National Building Museum – Unbuilt Washington

Plan for the National Mall, 1901-02. Image courtesy of the U.S. Commission of Fine Arts.

The National Building Museum in Washington D.C. is a unique museum in the landscape of the United States’ Captial. The museum is dedicated to architecture and the built environment, with its collections consisting of a wide range of architectural documentation. The have a few permanent (long-term) installations, but also have several temporary (changing) exhibitions going on at one given time.

Unbuilt Washington is one of those changing exhibitions that just recently opened. I was able to see the exhibition the other week. The exhibition primarily consists of conceptual plans for the city of Washington, giving visitors a glimpse of what the city could have been through historical drawings, plans, and models of unbuilt design concepts for places such as the White House, the Library of Congress, the memorials, among others.

Proposal for the completion of the Washington Monument by Vinnie Ream Hoxie, c. 1876-78. Courtesy Library of Congress.

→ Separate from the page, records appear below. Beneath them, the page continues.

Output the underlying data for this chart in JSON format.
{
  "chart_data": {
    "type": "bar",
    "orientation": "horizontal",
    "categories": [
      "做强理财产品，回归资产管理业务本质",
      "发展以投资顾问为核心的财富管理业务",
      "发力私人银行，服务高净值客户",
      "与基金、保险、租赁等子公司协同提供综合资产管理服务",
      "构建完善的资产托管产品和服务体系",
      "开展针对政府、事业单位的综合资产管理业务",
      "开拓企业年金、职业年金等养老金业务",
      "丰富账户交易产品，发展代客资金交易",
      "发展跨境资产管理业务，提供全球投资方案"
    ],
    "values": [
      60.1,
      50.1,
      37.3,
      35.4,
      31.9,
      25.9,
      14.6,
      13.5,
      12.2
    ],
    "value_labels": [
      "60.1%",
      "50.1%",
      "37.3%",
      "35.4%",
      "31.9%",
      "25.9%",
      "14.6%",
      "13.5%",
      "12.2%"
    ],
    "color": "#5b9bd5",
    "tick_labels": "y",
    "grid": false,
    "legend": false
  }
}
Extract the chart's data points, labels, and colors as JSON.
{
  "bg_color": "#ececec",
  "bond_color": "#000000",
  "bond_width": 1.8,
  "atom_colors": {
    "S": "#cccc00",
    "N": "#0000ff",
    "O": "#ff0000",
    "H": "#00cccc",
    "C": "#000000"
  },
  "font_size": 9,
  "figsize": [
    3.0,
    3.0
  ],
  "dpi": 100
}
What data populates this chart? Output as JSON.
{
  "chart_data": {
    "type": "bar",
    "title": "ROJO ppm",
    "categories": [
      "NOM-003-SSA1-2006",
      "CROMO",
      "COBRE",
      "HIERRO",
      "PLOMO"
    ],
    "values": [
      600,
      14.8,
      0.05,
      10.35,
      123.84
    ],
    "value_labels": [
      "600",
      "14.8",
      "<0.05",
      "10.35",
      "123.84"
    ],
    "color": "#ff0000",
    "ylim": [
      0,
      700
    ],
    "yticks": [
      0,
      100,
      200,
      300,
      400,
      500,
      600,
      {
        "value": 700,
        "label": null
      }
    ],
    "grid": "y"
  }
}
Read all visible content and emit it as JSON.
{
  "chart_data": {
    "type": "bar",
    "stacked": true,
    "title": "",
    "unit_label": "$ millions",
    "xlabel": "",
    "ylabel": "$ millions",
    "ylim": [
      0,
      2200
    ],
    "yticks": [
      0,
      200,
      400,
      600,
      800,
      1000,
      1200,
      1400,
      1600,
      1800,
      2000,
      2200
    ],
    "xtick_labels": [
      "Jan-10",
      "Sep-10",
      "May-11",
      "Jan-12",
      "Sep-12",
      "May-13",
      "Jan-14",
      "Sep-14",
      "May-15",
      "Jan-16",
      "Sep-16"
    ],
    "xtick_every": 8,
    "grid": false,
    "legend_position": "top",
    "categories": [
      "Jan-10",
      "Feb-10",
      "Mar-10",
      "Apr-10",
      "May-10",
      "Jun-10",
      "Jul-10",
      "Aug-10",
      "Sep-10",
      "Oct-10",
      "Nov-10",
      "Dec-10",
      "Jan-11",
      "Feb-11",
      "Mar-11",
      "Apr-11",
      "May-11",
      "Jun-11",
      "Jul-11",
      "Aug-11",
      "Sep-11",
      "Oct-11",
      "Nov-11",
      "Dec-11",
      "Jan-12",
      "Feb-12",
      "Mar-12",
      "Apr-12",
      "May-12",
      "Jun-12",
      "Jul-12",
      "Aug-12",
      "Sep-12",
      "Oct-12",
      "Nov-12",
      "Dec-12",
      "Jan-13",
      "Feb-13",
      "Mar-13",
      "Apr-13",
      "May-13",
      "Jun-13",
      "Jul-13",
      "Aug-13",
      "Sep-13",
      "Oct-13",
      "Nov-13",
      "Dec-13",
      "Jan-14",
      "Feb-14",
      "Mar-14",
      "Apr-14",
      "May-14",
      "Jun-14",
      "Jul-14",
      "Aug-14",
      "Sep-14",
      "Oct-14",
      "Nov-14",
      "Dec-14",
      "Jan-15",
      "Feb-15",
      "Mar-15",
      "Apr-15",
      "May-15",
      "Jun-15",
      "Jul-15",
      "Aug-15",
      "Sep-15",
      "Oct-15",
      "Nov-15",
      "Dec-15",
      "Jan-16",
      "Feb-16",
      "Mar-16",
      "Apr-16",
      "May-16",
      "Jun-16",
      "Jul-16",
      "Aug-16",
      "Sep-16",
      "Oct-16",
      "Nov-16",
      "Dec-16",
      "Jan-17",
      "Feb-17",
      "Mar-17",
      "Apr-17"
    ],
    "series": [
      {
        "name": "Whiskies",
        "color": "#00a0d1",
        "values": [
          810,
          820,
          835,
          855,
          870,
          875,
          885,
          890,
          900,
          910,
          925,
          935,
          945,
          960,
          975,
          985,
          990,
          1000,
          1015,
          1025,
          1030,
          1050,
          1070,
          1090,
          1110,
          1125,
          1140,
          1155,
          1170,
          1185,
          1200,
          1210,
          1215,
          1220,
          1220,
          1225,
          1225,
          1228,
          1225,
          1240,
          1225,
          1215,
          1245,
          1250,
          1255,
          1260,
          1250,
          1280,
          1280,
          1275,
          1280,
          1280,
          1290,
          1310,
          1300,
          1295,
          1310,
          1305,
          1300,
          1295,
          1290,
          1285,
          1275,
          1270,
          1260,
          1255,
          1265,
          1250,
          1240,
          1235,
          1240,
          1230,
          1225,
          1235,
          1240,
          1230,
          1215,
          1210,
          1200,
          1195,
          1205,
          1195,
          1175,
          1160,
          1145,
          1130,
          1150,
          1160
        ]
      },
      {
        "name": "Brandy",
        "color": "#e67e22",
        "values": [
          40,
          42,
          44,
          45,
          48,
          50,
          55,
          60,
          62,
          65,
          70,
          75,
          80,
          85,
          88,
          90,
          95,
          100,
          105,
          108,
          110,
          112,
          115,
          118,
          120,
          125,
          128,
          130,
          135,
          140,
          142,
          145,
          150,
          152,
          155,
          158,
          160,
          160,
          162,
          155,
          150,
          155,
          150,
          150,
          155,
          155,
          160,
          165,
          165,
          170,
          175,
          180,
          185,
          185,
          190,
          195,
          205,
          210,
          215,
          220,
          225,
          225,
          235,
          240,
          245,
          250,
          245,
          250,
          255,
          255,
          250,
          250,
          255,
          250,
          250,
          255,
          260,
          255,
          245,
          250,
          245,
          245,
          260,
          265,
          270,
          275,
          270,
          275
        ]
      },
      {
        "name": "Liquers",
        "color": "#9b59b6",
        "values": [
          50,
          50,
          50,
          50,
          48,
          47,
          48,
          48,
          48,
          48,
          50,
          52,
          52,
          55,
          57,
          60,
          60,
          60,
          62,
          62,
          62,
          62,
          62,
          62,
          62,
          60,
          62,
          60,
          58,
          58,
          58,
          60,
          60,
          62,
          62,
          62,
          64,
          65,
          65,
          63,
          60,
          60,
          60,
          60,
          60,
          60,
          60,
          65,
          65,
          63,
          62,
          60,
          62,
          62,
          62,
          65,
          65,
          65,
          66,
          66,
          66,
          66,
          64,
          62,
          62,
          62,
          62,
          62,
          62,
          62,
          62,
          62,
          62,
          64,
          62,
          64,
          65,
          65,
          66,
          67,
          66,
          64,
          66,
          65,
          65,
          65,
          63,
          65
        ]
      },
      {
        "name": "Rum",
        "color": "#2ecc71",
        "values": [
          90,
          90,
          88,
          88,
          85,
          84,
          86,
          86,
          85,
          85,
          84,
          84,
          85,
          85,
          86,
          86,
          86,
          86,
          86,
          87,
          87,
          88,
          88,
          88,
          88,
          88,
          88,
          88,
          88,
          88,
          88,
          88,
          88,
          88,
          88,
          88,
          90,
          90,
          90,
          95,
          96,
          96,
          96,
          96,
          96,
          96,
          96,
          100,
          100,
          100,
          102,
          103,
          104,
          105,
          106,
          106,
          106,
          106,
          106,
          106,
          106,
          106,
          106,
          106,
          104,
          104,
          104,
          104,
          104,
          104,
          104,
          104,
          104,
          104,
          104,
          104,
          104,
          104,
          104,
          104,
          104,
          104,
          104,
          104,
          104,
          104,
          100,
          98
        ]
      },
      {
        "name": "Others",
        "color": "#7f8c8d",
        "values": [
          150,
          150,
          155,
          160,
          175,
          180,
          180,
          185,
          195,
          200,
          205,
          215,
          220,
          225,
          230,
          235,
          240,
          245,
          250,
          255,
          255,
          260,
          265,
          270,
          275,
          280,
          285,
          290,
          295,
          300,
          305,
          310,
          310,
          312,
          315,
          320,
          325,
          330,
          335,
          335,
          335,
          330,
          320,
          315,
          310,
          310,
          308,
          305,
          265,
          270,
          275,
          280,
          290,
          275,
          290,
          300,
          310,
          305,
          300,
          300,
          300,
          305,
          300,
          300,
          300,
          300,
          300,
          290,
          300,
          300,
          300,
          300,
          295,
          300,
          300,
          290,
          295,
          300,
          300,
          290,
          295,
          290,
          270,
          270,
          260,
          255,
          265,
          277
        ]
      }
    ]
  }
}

The exhibit primarily consisted of design plans, drawings and renderings of proposals for what are now historic landmarks of the city. Going through the exhibit, it was interesting to see what the city you were in could have been like had the decisions of the government been different.

Competition entry for the President’s House, by A.Z. (attributed to Thomas Jefferson), 1792. Courtesy Maryland Historical Society.

It was a little eerie to think that some of these proposals could have actually been the structures that are such a constant part of the landscape I live in. We sometimes think of buildings and monuments as having such a permanent presence, but in reality they were just as much a result of design by the human mind. It was definitely a different scale of design altogether.

Proposal for the Lincoln Memorial by John Russell Pope, 1912. Courtesy National Archives.

The exhibition itself was relatively simple, and the objects were hung like an art gallery with a few cases for models and other books scattered throughout the gallery. There were also some media pieces for the more contemporary design showcases that included animations and digital presentations. It was organized in categories without a specific chronological order, which made it easier I think for visitors to get a sense of how design itself as a process has changed over time.

Competition entry for the Library of Congress by Alexander R. Esty, c. 1880. Courtesy Library of Congress.

This exhibition was also particularly of interest for me because one of my friends from the same graduate program in Exhibition Design worked on it. There was a lot of work that went into the exhibition and the quality of the objects and subject matter definitely reflect it.

Preliminary proposal for the National Cultural Center (later Kennedy Center), Edward Durell Stone, 1959. Courtesy University of Arkansas Libraries, Fayetteville.

In a city that is so well known for its aura and sense of permanence and stability, Unbuilt Washington gives visitors to Washington he chance to for a moment reconsider the monumental structures that create its landscape, reminding us that behind the marble facades are ideas and inspiration that were all part of a creative design process.

Unbuilt Washington is on view at the National Building Museum in Washington, DC until May 28, 2012.